AbstractThe brain\'s ability to weight predictions by their precision is a central mechanism in predictive processing, enabling optimal integration of prior expectations with incoming sensory input. Despite its theoretical significance, the neural circuitry that implements precision-weighted prediction remains unclear. Using 7-Tesla fMRI and dynamic causal modelling (DCM), this study investigated how the brain encodes the precision of predictions during a visual cueing task with high- and low-precision conditions. We focused on the key regions implicated in predictive processing: the insular cortex, the pulvinar nucleus of the thalamus, and primary visual cortex (V1). Behaviourally, participants showed significantly greater accuracy in the high-precision condition (p < .001), confirming effective task manipulation. DCM analyses revealed that high-precision predictions elicited excitatory modulation of connectivity from the insula to V1 (Pp = .95), alongside inhibitory influences from the insula to the pulvinar (Pp = .99) and from the pulvinar to V1 (Pp = .89).

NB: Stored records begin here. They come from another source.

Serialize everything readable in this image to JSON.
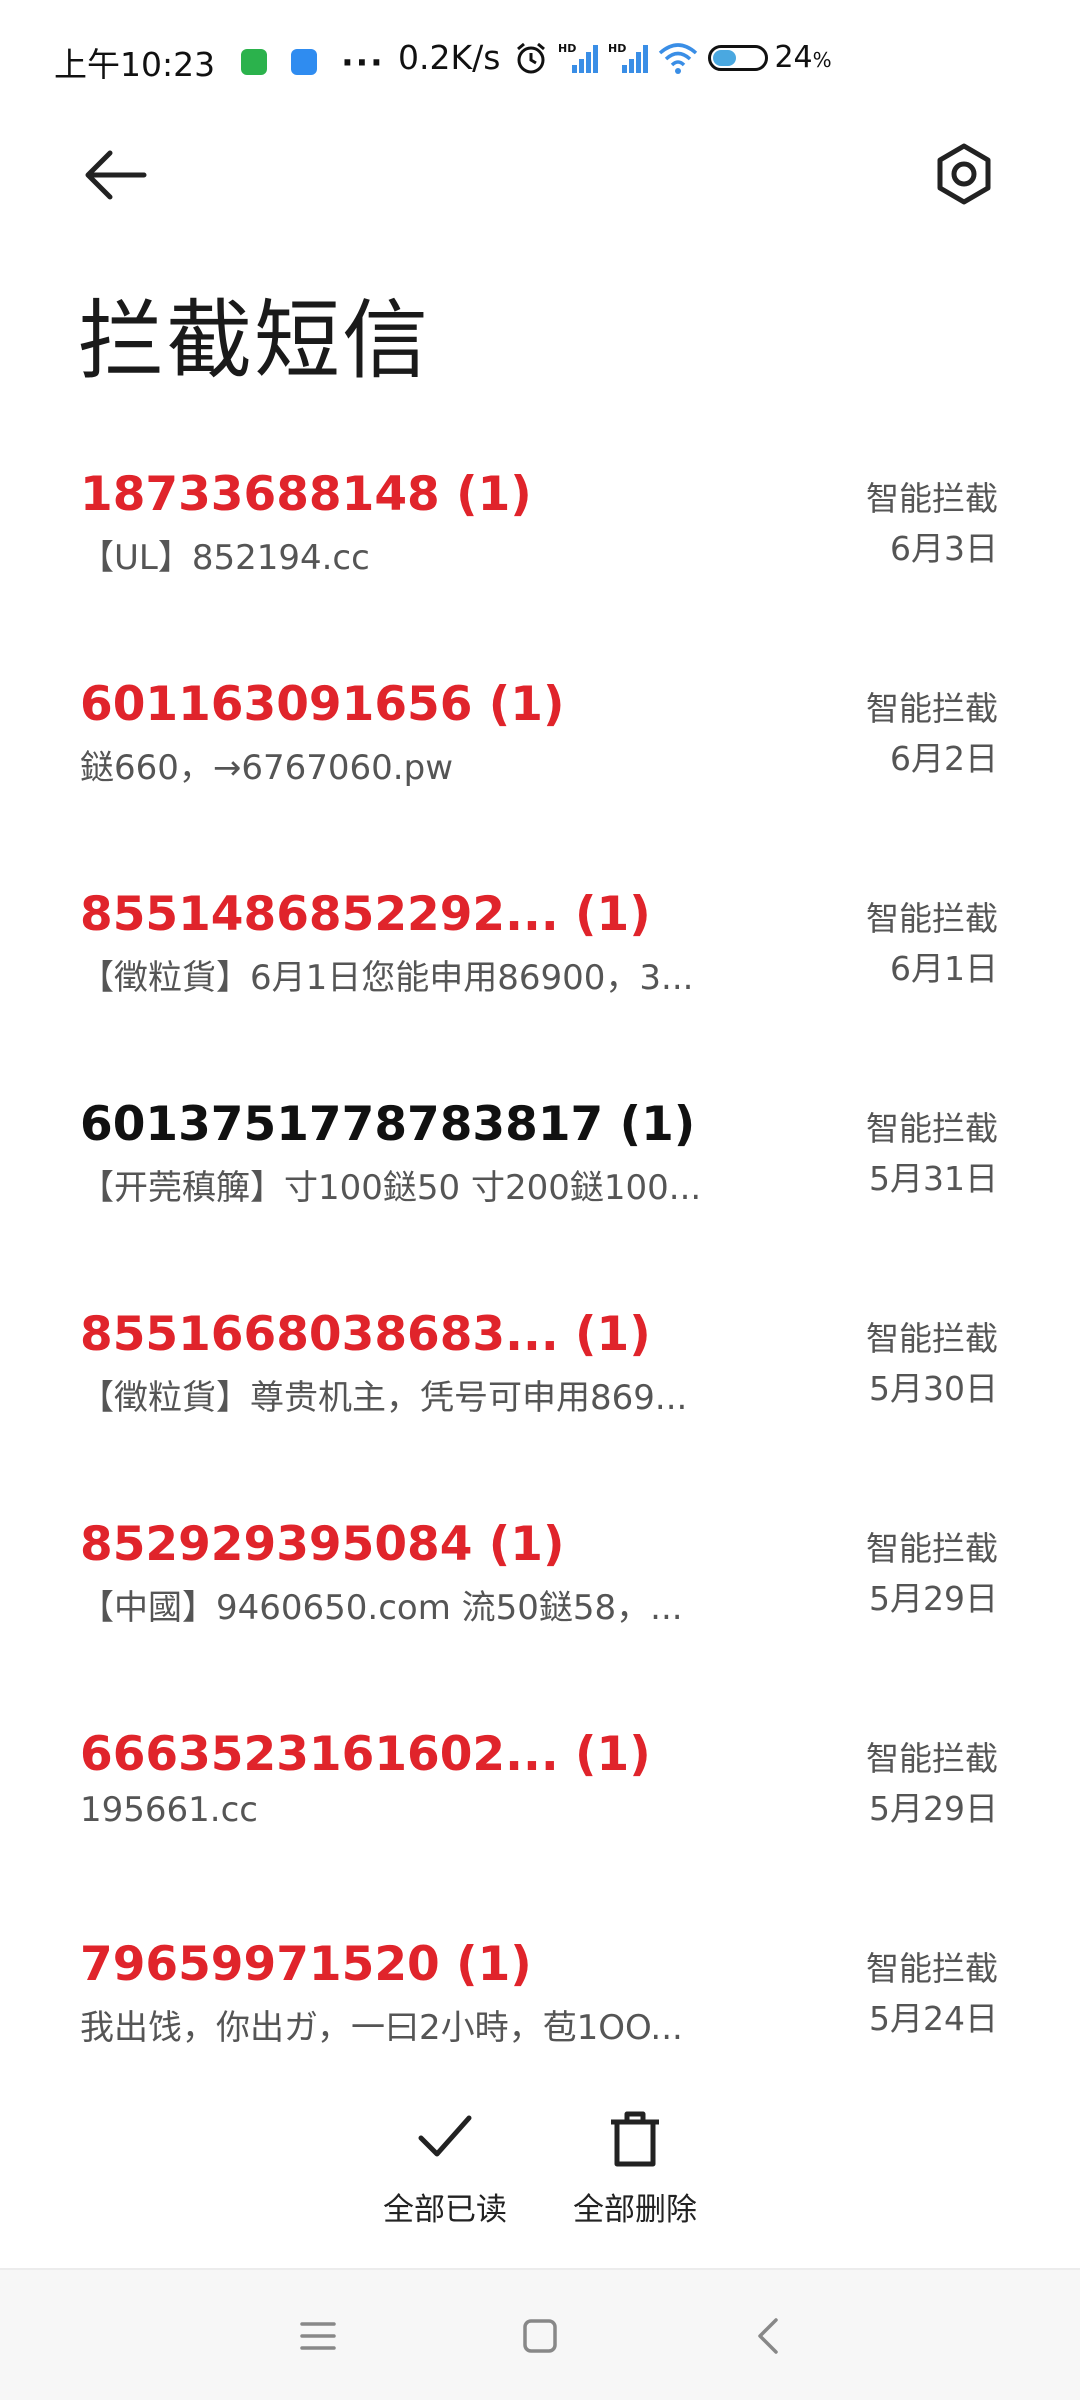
{
  "status_bar": {
    "time": "上午10:23",
    "dots": "···",
    "net_speed": "0.2K/s",
    "signal1_label": "HD",
    "signal2_label": "HD",
    "battery_level": 24,
    "battery_text": "24",
    "battery_unit": "%"
  },
  "header": {
    "title": "拦截短信"
  },
  "messages": [
    {
      "sender": "18733688148 (1)",
      "preview": "【UL】852194.cc",
      "tag": "智能拦截",
      "date": "6月3日",
      "highlight": true
    },
    {
      "sender": "601163091656 (1)",
      "preview": "鎹660，→6767060.pw",
      "tag": "智能拦截",
      "date": "6月2日",
      "highlight": true
    },
    {
      "sender": "8551486852292... (1)",
      "preview": "【徵粒貨】6月1日您能申用86900，3...",
      "tag": "智能拦截",
      "date": "6月1日",
      "highlight": true
    },
    {
      "sender": "6013751778783817 (1)",
      "preview": "【开莞稹簲】寸100鎹50 寸200鎹100...",
      "tag": "智能拦截",
      "date": "5月31日",
      "highlight": false
    },
    {
      "sender": "8551668038683... (1)",
      "preview": "【徵粒貨】尊贵机主，凭号可申用869...",
      "tag": "智能拦截",
      "date": "5月30日",
      "highlight": true
    },
    {
      "sender": "852929395084 (1)",
      "preview": "【中國】9460650.com 流50鎹58，...",
      "tag": "智能拦截",
      "date": "5月29日",
      "highlight": true
    },
    {
      "sender": "6663523161602... (1)",
      "preview": "195661.cc",
      "tag": "智能拦截",
      "date": "5月29日",
      "highlight": true
    },
    {
      "sender": "79659971520 (1)",
      "preview": "我出饯，你出ガ，一曰2小時，苞1OO...",
      "tag": "智能拦截",
      "date": "5月24日",
      "highlight": true
    }
  ],
  "actions": {
    "mark_all_read": "全部已读",
    "delete_all": "全部删除"
  },
  "icons": {
    "back": "back-arrow-icon",
    "settings": "settings-hex-icon",
    "mark_read": "check-icon",
    "delete": "trash-icon",
    "nav_menu": "menu-icon",
    "nav_home": "home-square-icon",
    "nav_back": "chevron-left-icon"
  },
  "colors": {
    "highlight": "#e0242b",
    "normal_sender": "#111111",
    "preview": "#555555"
  }
}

Furthermore, leave-one-out cross validation revealed that individual differences in behavioural sensitivity to precision were positively predicted by pulvinar-to-insula connectivity (r = .36, p = .026) and negatively predicted by the connectivity between pulvinar and V1 (pulvinar to V1: r = .35, p = .033; V1 to pulvinar: r = .37, p = .026), highlighting the behavioural relevance of these pathways. Together, these findings suggest a dual-route mechanism whereby the insula directly enhances top-down predictions in V1 while indirectly dampening bottom-up sensory input via the pulvinar. This mechanism may facilitate Bayesian integration under uncertainty and offers new hypotheses into how precision weighting may be disrupted in neuropsychiatric conditions.